An investigation into how a multi-million-dollar road construction contract was quietly handed to a consortium with little highway-building experience was made possible thanks to close collaboration between journalists in Kosovo and Serbia.

The story, which secured third prize last week in the European Union’s investigative journalism awards for Serbia [], was produced as part of the Austrian-Development-Cooperation funded “A Paper Trail to Better Governance”  project.

BIRN assembled a team of five investigative journalists in Albania, Austria, Kosovo, Macedonia and Serbia to carry out a series of pioneering, year-long, cross-border investigations into the biggest players in this road building industry, their links to power and how they have spent – and sometimes squandered – massive public budgets.
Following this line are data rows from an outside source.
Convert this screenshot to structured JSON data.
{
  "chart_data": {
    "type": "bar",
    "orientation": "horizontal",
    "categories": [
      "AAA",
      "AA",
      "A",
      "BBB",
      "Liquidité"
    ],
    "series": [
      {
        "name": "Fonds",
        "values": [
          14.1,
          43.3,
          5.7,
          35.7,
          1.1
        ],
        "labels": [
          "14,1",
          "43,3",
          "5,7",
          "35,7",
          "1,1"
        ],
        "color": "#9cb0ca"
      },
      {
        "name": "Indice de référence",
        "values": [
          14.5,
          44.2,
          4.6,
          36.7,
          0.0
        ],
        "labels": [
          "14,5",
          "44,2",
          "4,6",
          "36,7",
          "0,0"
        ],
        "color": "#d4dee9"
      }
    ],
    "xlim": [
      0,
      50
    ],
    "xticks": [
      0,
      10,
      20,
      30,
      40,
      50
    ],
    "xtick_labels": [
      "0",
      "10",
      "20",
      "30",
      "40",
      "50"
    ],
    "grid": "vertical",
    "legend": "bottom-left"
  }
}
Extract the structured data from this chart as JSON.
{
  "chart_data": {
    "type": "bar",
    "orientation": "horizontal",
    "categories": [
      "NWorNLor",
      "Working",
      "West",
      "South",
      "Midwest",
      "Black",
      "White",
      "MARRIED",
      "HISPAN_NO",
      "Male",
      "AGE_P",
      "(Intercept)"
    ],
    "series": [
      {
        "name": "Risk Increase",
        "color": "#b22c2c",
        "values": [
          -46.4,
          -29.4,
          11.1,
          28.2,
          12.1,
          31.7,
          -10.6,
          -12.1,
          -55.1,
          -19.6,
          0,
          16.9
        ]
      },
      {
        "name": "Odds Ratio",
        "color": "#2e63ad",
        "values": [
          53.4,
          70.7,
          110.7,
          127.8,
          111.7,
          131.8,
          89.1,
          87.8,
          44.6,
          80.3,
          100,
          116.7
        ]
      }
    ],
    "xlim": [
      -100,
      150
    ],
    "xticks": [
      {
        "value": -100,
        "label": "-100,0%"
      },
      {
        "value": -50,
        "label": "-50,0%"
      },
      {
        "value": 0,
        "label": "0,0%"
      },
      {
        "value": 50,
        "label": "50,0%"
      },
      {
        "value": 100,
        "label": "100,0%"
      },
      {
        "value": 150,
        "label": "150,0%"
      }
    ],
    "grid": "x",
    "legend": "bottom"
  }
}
Investigations, including the award-winning story – Veselinovic-linked Consortium Bags 75m Dollar Contract in Secret Deal,  were published on a bespoke webpage – Road to Ruin []. It features an interactive map of highway projects as well as background material on how corruption affects the construction industry.

The prize-winning story was compiled by Petrit Colaku and Kreshnik Gashi in Pristina and Ivan Angelovski, and Jelena Cosic in Belgrade.

Project editor Lawrence Marzouk said: “Working across borders was absolutely critical for this story as it required official documents from institutions in both Serbia and Kosovo, as well as on the ground contacts.

“With the team’s close collaboration, we were able to build the full picture of Zvonko Veselinovic’s shady business deals.

“This investigation is just one excellent example of the many stories published as part of the project which would not have been possible without strong teams, working together across the region”.

“A Paper Trail to Better Governance” project started in October 2013 and has honed the skills of dozens of investigative journalists in the Balkans and Moldova, helping reporters to hold officials to account and improving the implementation and use of freedom of information laws.

BIRN Serbia journalist Aleksandar Djordjevic won first prize in the EU for his report entitled “Pumping Out the Pit and the Budget”.